Vila-Carbó J J, Hernández E, Ayuso L, Ibáñez V
Servicio de Cirugía Pediátrica, Hospital Universitario Infantil La Fe, Valencia.
Cir Pediatr. 2008 Oct;21(4):203-8.
Continuous exposure to amniotic in fetus with gastroschisis, leads to inflammation and edema of intestinal loops, hindering intestinal return to abdomen and making staged repair necessary in many cases. Furthermore, intestinal loops are hipoperistaltic, which leads to oral toleration difficulties, large periods of parenteral nutrition and an increase of hospital stay. The objective of this study is to evaluate the results in our environment, of a new multidisciplinary management protocol in patients with a prenatal diagnosis of gastroschisis.

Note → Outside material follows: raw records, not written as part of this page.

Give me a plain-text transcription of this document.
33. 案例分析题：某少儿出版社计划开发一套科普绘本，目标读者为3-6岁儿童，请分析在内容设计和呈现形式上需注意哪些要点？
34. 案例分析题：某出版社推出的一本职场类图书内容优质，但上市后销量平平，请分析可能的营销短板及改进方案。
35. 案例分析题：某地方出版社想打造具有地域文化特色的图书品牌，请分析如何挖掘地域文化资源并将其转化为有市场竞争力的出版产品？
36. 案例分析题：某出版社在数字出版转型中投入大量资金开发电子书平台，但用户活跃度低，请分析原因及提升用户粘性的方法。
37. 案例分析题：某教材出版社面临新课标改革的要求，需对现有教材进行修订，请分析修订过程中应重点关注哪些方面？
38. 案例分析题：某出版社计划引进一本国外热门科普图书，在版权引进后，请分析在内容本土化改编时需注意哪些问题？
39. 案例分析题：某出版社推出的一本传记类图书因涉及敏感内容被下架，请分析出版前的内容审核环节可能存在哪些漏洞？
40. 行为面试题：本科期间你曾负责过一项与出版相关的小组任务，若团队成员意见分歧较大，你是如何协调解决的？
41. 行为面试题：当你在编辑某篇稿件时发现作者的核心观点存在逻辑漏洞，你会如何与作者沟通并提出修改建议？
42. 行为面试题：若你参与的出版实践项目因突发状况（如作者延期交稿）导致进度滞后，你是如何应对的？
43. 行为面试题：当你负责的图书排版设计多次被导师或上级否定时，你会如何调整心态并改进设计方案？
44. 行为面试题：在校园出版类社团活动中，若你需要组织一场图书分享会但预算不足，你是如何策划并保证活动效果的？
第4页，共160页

Between January 2003 and May 2006, six cases of prenatal diagnosis of gastroschisis were included in the protocol. This consisted in a weekly ultrasound monitorization of the gestants which showed prenatal diagnosis of gastroschisis and elective delivery by caesarean section on the 39th week and if early signs of intestinal suffering appear (bowel diameter > 17 mm or wall thickening > 3 mm), in order to prevent harm to intestinal loops and its consequences in the neonatal period. After birth, bowel reduction through the defect was performed under general anaesthesia in the operating room. Gestational age at delivery, bowel appearance, associated anomalies, incidence of sepsis and intestinal obstruction in the postoperative period, PN and hospital stay are analyzed in a prospective descriptive study.
Mean gestational age at delivery was 36,3 weeks (range 35-38). In all the cases, except one, bowel loops presented a nearly normal appearance, without signs of chronic inflammation. As associated anomalies we found two cases of intraabdominal testis and one of hypertrophic pyloric stenosis. No evidence of intestinal atresia in any case. Mean time of PN was 28 days. Two patients developed sepsis with good outcome with intravenous antibiotics treatment. No cases of intestinal obstruction in the immediate or late postoperative period were observed. Mean time of hospital stay was 38,8 days, with mean stay in neonatal care unit of 4 days.
. Weekly ultrasound monitorization assessment in cases of prenatally-diagnosed gastroschisis allows early detection of bowel suffering signs, before chronic inflammatory damage of the herniated intestinal loops. The application of this prenatal gastroschisis management protocol permits normal gestation without having to anticipate delivery in practically all cases, minimizing consequences of prematurity.
腹裂胎儿持续暴露于羊水中,会导致肠袢炎症和水肿,阻碍肠道回纳入腹腔,因此许多情况下需要分期修复。此外,肠袢蠕动减弱,导致口服耐受性差,需要长时间肠外营养支持,住院时间延长。本研究的目的是评估在我们的医疗环境中,一种针对产前诊断为腹裂的患者的新的多学科管理方案的效果。
2003年1月至2006年5月,6例产前诊断为腹裂的患者纳入本方案。方案包括对产前诊断为腹裂的孕妇进行每周一次的超声监测,在孕39周时择期剖宫产分娩,若出现肠道受累早期迹象(肠管直径>17mm或肠壁增厚>3mm),则进行剖宫产,以防止新生儿期肠袢受损及其后果。出生后,在手术室全身麻醉下通过缺损处进行肠管还纳。在一项前瞻性描述性研究中,分析了分娩时的孕周、肠管外观、合并畸形、术后败血症和肠梗阻的发生率、肠外营养支持时间及住院时间。
平均分娩孕周为36.3周(范围35 - 38周)。除1例患者外,所有病例的肠袢外观几乎正常,无慢性炎症迹象。合并畸形方面,发现2例腹腔内睾丸和1例肥厚性幽门狭窄。所有病例均未发现肠闭锁。平均肠外营养支持时间为28天。2例患者发生败血症,经静脉抗生素治疗后预后良好。术后近期及远期均未观察到肠梗阻病例。平均住院时间为38.8天,新生儿重症监护病房平均住院时间为4天。
对产前诊断为腹裂的病例进行每周一次的超声监测评估,能够在疝出肠袢发生慢性炎性损伤之前早期发现肠道受累迹象。应用这种产前腹裂管理方案,几乎在所有病例中均可实现正常妊娠而无需提前分娩,将早产后果降至最低。